Но старик, чьи глаза с возрастом стали дальнозоркими, уже все разглядел сам.
— Темный!!! Темный парус… — прошептал он побелевшими губами. — Темный парус!!!
Он оглянулся, словно ища у кого-то поддержки, потом, закрыв лицо руками, глухо застонал и сделал шаг вперед, в пропасть…
Забыв о том, что я лишь бесплотный дух, я кинулся удержать его, но не смог: плечи старика выскользнули сквозь мои плотно стиснутые руки, и он грузно полетел вниз. Тело его глухо стукнулось о камни и, отскочив, покатилось вниз, под откос, бесформенное, окровавленное.

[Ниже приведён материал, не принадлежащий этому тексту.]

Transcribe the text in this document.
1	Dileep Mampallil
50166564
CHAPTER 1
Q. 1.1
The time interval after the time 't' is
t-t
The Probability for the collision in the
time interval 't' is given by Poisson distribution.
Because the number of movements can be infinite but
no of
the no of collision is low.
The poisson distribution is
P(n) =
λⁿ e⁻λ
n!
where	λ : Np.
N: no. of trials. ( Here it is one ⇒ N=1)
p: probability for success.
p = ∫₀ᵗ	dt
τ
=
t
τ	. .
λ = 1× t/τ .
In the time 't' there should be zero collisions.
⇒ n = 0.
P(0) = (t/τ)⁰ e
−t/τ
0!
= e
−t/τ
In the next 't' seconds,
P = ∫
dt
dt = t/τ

Мальчишка и девушка отчаянно завопили, призывая людей, а в моих глазах мир снова покачнулся. Я увидел вблизи корабль, разительно похожий на тот, что заходил в гавань Амонисса. Но это не был корабль Тесея! "Эгей ошибся…" — мелькнуло в голове. И я очнулся на ложе в своих покоях. Вокруг толпились слуги, суетился лекарь. Пахло кровью — должно быть, мне отворили жилу. Покосился на руку: действительно, она была перевязана.
— Анакт пришел в себя… — шелест многих голосов пронесся по покоям. Вопреки тревоге слуг, я чувствовал себя вполне бодро.
— Это не нездоровье. Боги говорили со мной, — властно объявил я и прикрыл глаза, вспоминая свое видение. Суета в покоях мешала. — Оставьте меня одного.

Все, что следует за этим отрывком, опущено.